Photo: Commission européenne
Dans un entretien publié en début de semaine dans le quotidien Hospodářské noviny, le chef de la diplomatie tchèque a mis en garde contre les abus en matière de libre circulation des travailleurs. Sans remettre en cause le principe de libre circulation – contrairement à ce que titrait le journal - Lubomír Zaorálek estime néanmoins que ces abus, notamment au Royaume-Uni où travaillent quelque deux millions d’Européens de l’Est, menacent l’existence même de l’UE. Pour Roland Galharague aussi, il convient effectivement de mettre en place des modalités visant à améliorer le marché unique :

« L’Union européenne passe, effectivement, dans une période difficile ; le président de la Commission européenne Jean-Claude Juncker parle de ‘polycrise’. Il fait allusion d’abord à la crise économique qui a commencé en 2008. Actuellement, les choses vont mieux, il suffit de regarder les chiffres. L’autre crise est celle de la pression migratoire, là aussi la situation évolue lentement, mais de manière plutôt positive. En effet, le danger de désintégration existe et nous devons le combattre. Quant à la liberté de circulation des travailleurs, nous savons tous que le projet européen est basé sur quatre libertés : la liberté de mouvement des biens, des capitaux, des personnes et des travailleurs, cela fait partie des conditions du marché unique. Y-a-t-il des modalités éventuelles qui sont susceptibles d’améliorer la situation ? C’est une question qui peut, effectivement, être posée. Par ailleurs, la Commission européenne a lancé un processus de révision de la directive sur les travailleurs détachés. Des négociations auxquelles participent la République tchèque et la France sont en cours. C’est dans ce cadre que nous pouvons envisager de faire avancer nos différents points de vue. »

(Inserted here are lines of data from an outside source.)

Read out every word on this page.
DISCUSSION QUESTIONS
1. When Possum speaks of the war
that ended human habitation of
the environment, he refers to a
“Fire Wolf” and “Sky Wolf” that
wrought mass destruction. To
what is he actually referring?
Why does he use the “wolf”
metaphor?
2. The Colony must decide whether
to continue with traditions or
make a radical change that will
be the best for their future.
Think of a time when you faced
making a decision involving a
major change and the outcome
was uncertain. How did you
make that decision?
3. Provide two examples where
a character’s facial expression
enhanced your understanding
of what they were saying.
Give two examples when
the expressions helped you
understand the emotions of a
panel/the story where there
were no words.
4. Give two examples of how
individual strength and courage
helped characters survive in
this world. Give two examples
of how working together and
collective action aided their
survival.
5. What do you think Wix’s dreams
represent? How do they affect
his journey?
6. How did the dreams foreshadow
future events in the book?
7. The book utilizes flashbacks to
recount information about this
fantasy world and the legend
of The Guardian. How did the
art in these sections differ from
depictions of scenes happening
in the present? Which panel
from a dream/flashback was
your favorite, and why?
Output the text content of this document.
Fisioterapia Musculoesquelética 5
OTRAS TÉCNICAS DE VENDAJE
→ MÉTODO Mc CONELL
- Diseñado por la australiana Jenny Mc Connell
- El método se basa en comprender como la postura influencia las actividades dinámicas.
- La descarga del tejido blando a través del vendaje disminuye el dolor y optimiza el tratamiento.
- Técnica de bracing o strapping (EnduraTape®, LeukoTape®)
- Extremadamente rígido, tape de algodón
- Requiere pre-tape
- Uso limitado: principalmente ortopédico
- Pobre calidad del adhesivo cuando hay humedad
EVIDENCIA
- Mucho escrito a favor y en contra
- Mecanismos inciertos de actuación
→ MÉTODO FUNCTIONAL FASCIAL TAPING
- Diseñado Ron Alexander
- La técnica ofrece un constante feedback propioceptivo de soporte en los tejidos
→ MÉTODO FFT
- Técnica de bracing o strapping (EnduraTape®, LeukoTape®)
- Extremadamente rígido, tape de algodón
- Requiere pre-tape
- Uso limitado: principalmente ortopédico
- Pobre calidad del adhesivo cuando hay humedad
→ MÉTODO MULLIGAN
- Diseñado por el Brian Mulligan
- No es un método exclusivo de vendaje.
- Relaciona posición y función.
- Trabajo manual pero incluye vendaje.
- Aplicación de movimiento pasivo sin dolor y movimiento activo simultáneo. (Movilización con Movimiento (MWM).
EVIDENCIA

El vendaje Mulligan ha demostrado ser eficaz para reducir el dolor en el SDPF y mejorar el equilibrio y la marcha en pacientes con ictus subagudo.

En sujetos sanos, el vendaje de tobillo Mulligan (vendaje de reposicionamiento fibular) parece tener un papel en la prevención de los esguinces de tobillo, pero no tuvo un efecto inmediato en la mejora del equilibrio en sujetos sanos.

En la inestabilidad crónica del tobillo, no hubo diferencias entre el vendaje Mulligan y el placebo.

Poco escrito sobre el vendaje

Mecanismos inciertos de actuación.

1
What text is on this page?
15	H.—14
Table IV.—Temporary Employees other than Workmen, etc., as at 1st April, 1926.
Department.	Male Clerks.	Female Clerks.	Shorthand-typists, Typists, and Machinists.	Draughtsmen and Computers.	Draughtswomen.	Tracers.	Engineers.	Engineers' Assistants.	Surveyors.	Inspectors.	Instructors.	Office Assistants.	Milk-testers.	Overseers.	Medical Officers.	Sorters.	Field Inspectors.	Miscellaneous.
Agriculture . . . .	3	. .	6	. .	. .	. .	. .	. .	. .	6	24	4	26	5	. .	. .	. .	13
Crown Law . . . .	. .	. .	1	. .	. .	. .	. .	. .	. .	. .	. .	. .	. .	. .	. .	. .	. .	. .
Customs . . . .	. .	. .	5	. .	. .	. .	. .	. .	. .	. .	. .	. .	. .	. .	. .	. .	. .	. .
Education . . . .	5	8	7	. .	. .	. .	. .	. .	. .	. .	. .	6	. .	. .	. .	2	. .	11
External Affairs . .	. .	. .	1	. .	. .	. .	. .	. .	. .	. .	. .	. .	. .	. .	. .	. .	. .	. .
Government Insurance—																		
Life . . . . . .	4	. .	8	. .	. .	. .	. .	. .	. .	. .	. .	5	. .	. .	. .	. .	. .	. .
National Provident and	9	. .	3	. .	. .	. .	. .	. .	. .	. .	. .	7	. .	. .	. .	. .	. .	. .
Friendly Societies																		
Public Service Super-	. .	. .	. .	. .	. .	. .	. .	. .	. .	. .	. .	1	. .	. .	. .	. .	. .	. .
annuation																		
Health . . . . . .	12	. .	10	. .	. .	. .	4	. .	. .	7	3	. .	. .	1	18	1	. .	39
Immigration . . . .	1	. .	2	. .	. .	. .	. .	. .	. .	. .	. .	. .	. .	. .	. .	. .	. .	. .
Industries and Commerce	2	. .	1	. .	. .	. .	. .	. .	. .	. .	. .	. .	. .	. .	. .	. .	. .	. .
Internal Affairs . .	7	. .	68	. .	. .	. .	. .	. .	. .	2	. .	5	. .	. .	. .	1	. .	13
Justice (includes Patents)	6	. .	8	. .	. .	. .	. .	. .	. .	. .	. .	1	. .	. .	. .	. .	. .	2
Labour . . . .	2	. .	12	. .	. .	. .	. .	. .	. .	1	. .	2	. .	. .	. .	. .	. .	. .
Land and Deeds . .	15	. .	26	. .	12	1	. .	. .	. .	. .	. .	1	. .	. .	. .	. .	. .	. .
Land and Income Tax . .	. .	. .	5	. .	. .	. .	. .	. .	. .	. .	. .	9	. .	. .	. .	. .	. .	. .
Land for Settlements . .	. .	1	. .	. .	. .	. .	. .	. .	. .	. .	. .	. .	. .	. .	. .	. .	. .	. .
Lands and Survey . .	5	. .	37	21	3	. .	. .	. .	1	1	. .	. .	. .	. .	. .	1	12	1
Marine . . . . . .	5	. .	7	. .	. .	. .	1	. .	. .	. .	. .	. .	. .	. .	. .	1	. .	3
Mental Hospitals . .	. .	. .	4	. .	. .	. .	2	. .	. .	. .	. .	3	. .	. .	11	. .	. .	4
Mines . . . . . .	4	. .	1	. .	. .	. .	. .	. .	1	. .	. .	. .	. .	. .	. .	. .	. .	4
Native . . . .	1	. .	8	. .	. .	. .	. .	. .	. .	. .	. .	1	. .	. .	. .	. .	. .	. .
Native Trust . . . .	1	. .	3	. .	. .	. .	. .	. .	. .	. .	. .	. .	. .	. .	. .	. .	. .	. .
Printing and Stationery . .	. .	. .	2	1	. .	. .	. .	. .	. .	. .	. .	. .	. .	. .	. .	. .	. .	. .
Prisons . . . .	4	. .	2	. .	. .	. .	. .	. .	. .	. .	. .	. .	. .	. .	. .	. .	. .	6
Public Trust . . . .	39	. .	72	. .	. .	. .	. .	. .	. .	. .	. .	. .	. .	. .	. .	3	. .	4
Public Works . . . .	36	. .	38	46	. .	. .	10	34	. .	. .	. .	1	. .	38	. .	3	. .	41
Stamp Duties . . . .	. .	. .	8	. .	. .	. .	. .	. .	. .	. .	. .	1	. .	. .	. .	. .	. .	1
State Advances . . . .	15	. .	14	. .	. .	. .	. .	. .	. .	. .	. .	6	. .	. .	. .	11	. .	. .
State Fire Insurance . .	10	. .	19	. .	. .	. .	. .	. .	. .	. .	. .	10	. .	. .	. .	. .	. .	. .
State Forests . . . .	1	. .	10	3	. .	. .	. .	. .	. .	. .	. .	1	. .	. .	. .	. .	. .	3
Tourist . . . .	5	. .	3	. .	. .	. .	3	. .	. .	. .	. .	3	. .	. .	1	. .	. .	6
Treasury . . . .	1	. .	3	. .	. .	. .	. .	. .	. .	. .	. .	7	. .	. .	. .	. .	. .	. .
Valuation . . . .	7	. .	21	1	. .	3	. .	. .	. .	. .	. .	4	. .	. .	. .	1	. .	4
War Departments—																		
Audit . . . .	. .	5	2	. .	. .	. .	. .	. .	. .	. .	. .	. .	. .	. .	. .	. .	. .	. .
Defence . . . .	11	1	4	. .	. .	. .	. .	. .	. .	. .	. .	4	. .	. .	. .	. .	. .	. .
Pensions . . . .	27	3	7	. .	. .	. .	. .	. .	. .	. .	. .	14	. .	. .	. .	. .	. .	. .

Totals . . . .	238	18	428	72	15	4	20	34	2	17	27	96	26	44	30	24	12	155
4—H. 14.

Le renforcement de la défense européenne que le Premier ministre tchèque Bohuslav Sobotka entend promouvoir au sommet de Rome est aussi une priorité des relations bilatérales franco-tchèques. Roland Galharague :

La mission au Mali,  photo: Michal M. / Site officiel de l'Armée tchèque
« Je veux saluer l’effort de défense de la République tchèque. Il est tout à fait significatif à la fois sur le plan budgétaire, mais aussi sur le plan de la participation aux opérations extérieures, notamment au Mali, dans les Balkans, en Afghanistan ou en Irak. Je veux aussi souligner l’effort conceptuel de réforme du système de défense tchèque qui est en train d’être conduit. Nous allons d’ailleurs intensifier le dialogue franco-tchèque de défense ; à partir de juillet prochain, nous aurons à Prague un attaché militaire de plein exercice, dont l’une des missions sera de conforter cette coopération bilatérale : les opérations, les équipements des forces, la doctrine et la réforme des systèmes de défense. Je veux aussi rappeler que le ministre tchèque des Affaires étrangères M. Zaorálek et non homologue français M. Ayrault ont publié dans le journal Ouest-France un texte qui se donne pour priorité le renforcement de la défense européenne. Cela veut dire participer ensemble aux opérations extérieures de l’UE, ce que nous faisons déjà au Mali. Cette mission européenne a pour but de permettre aux forces maliennes de gérer elles-mêmes les défis auxquels elles ont à faire face, notamment les défis terroristes. »

Par ailleurs, le renforcement de la défense européenne sera au cœur d’une conférence internationale, organisée à Prague le 9 juin prochain.